Substitute any crisp veggies you have on hand for the carrots and cabbage. Lemon and grapefruit may be substituted for the limes and orange, respectively.
Large Mixing Bowl
Large Measuring Cup
- 1 cup dry quinoa
- 3 cups grated carrots (about 2 large)
- 3 cups shredded purple cabbage
- ⅓ – ½ cup fresh lime juice (about 3 limes)
- Zest of one orange
- Juice of one orange
- 3 Tbsp extra virgin olive oil
- 2 Tbsp grated or minced ginger
- 2 Tbsp pure maple syrup
- 2 Tbsp fish sauce
- 1 Tbsp garlic-chili sauce
- ¼ cup finely diced green onion
- ¼ cup finely chopped cilantro
- 2 Tbsp finely chopped mint
- ½ cup sliced almonds
- Cook the quinoa according to the instructions on the package.

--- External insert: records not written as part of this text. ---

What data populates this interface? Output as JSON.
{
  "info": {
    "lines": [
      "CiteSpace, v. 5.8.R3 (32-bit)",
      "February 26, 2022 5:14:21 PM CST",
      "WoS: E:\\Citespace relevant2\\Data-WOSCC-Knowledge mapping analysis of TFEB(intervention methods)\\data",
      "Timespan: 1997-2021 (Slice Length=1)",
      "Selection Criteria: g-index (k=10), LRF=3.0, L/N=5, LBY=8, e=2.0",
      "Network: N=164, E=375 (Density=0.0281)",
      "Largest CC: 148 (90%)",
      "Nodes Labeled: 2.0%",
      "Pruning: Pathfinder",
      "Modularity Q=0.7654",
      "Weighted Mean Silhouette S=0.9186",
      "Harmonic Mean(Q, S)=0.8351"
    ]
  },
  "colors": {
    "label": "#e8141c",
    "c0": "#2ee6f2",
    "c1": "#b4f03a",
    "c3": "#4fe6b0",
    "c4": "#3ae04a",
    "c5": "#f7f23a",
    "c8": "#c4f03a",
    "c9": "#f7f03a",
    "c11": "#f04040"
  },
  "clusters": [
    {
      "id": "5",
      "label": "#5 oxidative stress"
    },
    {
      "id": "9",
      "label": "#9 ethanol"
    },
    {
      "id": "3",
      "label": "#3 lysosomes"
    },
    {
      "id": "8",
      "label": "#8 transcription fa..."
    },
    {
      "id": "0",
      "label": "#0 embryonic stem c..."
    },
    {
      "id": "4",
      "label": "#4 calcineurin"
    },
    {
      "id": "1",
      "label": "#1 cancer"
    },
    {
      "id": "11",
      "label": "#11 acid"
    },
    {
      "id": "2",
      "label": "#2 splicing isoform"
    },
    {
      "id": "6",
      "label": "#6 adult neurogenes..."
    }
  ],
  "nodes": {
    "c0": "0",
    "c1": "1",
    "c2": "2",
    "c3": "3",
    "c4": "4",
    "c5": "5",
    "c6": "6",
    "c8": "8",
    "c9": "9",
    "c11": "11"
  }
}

- While the quinoa is cooking, put the carrots and cabbage in a large bowl.
- Squeeze the lime into a measuring cup. Add orange zest and juice, olive oil, minced ginger, maple syrup, fish sauce, and garlic-chili sauce and whisk until well combined.
- Chop the herbs and set aside.
- When the quinoa is done cooking, immediately add it to the bowl with the carrots and cabbage and pour the dressing from the measuring cup over the top. Stir until well combined.
- If time allows, let cool before stirring in the herbs and almonds. If you do not plan on eating it all in one sitting, reserve some of the almonds for sprinkling over the top later.